We're going to party ....
For you folks out East, well 175 might not seem "old." Where I live it is close to ancient. I am a military brat, I've lived in a lot of places. I could live whereever I wanted, but I keep coming back to here, Southern Illinois. Where my family has lived since 1857 when we fled Soctland. I am told my family has a nack for telling folks to go "fuck themsleves" when we don't agree with them. I hear there was a King in some country called England that didn't so much like to hear that :). We were told to bow before him, well I think there is a popular movie about how we dealt with that.
So we got on a boat and came here. In a letter my great (x7 I think) grandfather wrote he said:
I dug coal and worked the rails.
Well until he got to where I live and he decided this was a good place to live.
Below the fold some history and a story.
In 1835 four families in Germany decided to get on a boat and sail to the United States. They docked in New Orleans and took a boat north, to St. Louis. When they got to St. Louis they sold everything they had, bought supplies and started to walk east. They heard there was land.
They walked about 33 miles and came to where I now live. I often wonder what they must have thought. Soil as dark as tar. Lakes, rivers, and streams that even to this day you can catch fish and not even try. Land you can farm and forest for as far as the eye can see. It must have looked like heaven on earth for them.
The view outside my front door ....
So in 1836 they founded the town I live in.
My little town rocks.
I mentioned in the title of this diary this was an immigration story. It is. See my last name is "Young." It is 2012. My town was founded by Germans in 1835. They wrote home and other Germans move here. Lots of them. When I give my name to somebody I have to say my last name is Young with a "Y". Even to this day if your last name is "Young" well it is spelt with a "J."

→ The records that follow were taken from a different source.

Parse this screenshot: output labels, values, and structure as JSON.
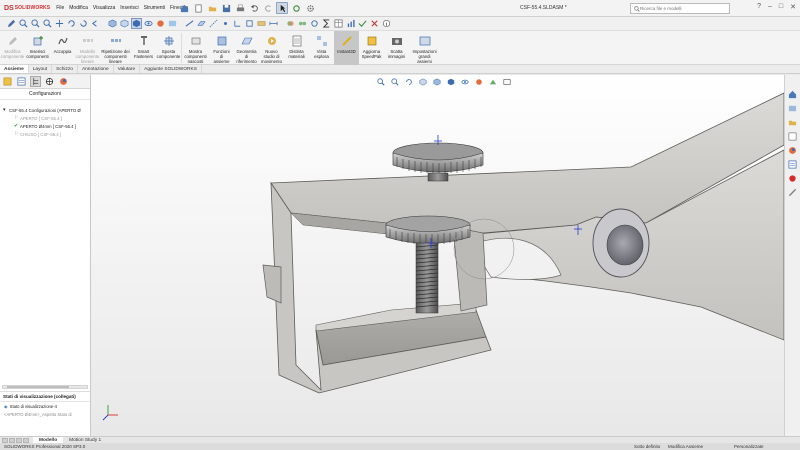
{
  "titlebar": {
    "logo_ds": "DS",
    "logo_text": "SOLIDWORKS",
    "menu": [
      "File",
      "Modifica",
      "Visualizza",
      "Inserisci",
      "Strumenti",
      "Finestra"
    ],
    "document_title": "CSF-55.4.SLDASM *",
    "search_placeholder": "Ricerca file e modelli",
    "window_controls": [
      "?",
      "–",
      "□",
      "✕"
    ]
  },
  "ribbon": {
    "buttons": [
      {
        "label": "Modifica\ncomponente",
        "disabled": true,
        "icon": "edit-component-icon"
      },
      {
        "label": "Inserisci\ncomponenti",
        "disabled": false,
        "icon": "insert-components-icon"
      },
      {
        "label": "Accoppia",
        "disabled": false,
        "icon": "mate-icon"
      },
      {
        "label": "Modello\ncomponente\nlineare",
        "disabled": true,
        "icon": "linear-pattern-icon"
      },
      {
        "label": "Ripetizione dei\ncomponenti\nlineare",
        "disabled": false,
        "icon": "linear-component-pattern-icon"
      },
      {
        "label": "Smart\nFasteners",
        "disabled": false,
        "icon": "smart-fasteners-icon"
      },
      {
        "label": "Sposta\ncomponente",
        "disabled": false,
        "icon": "move-component-icon"
      },
      {
        "label": "Mostra\ncomponenti\nnascosti",
        "disabled": false,
        "icon": "show-hidden-icon"
      },
      {
        "label": "Funzioni\ndi\nassieme",
        "disabled": false,
        "icon": "assembly-features-icon"
      },
      {
        "label": "Geometria\ndi\nriferimento",
        "disabled": false,
        "icon": "reference-geometry-icon"
      },
      {
        "label": "Nuovo\nstudio di\nmovimento",
        "disabled": false,
        "icon": "motion-study-icon"
      },
      {
        "label": "Distinta\nmateriali",
        "disabled": false,
        "icon": "bom-icon"
      },
      {
        "label": "Vista\nesplosa",
        "disabled": false,
        "icon": "exploded-view-icon"
      },
      {
        "label": "Instant3D",
        "disabled": false,
        "active": true,
        "icon": "instant3d-icon"
      },
      {
        "label": "Aggiorna\nSpeedPak",
        "disabled": false,
        "icon": "speedpak-icon"
      },
      {
        "label": "Scatta\nimmagini",
        "disabled": false,
        "icon": "snapshot-icon"
      },
      {
        "label": "Impostazioni\ngrandi\nassiemi",
        "disabled": false,
        "icon": "large-assembly-icon"
      }
    ]
  },
  "tabs": [
    "Assieme",
    "Layout",
    "Schizzo",
    "Annotazione",
    "Valutare",
    "Aggiunte SOLIDWORKS"
  ],
  "left_panel": {
    "header": "Configurazioni",
    "root": "CSF-55.4 Configurazioni  (APERTO Ø",
    "configs": [
      {
        "label": "APERTO [ CSF-55.4 ]",
        "state": "inactive"
      },
      {
        "label": "APERTO Ø4mm [ CSF-55.4 ]",
        "state": "current"
      },
      {
        "label": "CHIUSO [ CSF-55.4 ]",
        "state": "inactive"
      }
    ],
    "display_states_header": "Stati di visualizzazione (collegati)",
    "display_states": [
      {
        "label": "Stato di visualizzazione-4",
        "muted": false
      },
      {
        "label": "<APERTO Ø4mm>_Aspetto Stato di",
        "muted": true
      }
    ]
  },
  "model_tabs": [
    "Modello",
    "Motion Study 1"
  ],
  "statusbar": {
    "product": "SOLIDWORKS Professional 2020 SP3.0",
    "definition": "Sotto definito",
    "mode": "Modifica Assieme",
    "custom": "Personalizzate"
  },
  "colors": {
    "accent": "#d62b2b",
    "selection": "#c9d4e6",
    "part_gray": "#d2d0cc"
  }
}
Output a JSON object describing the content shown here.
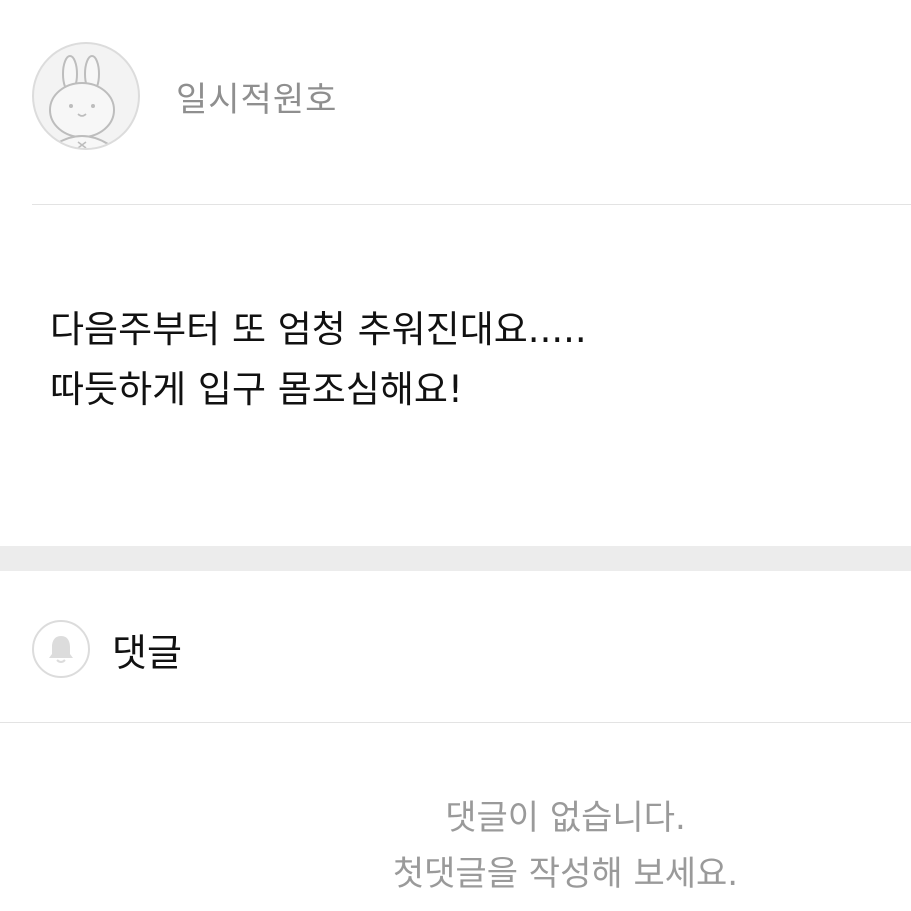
{
  "post": {
    "author_name": "일시적원호",
    "avatar_icon": "bunny-avatar-icon",
    "lines": [
      "다음주부터 또 엄청 추워진대요.....",
      "따듯하게 입구 몸조심해요!"
    ]
  },
  "comments": {
    "icon": "bell-icon",
    "title": "댓글",
    "empty_line1": "댓글이 없습니다.",
    "empty_line2": "첫댓글을 작성해 보세요."
  },
  "colors": {
    "divider": "#e3e3e3",
    "band": "#ececec",
    "muted_text": "#9a9a9a",
    "author_text": "#8f8f8f"
  }
}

I am not fluent in German, but I can get around the language, cause well German was a mandatory class in my high school. If you walked into a store in my town and said:
Sprechen Sie Deutsch
You will be engaged in conversation.
Clearly I am not German. Anybody can live here. But the culture is German even to this day. They were the immigrants that founded this town 175 years ago. Unless you are a Native American you are an immigrant like I am. I LOVE the German culture brought here to Southern Illinois. IMHO it is what makes America great. A melting pot of all kinds of shit.
So when folks are against say, a Latino moving in, just tell them what I just said. They were an immigrant at one time. They shouldn't forget that little fact.
BTW: I should note that within a few miles of my house you have the oldest town in IL. The oldest library. The oldest college.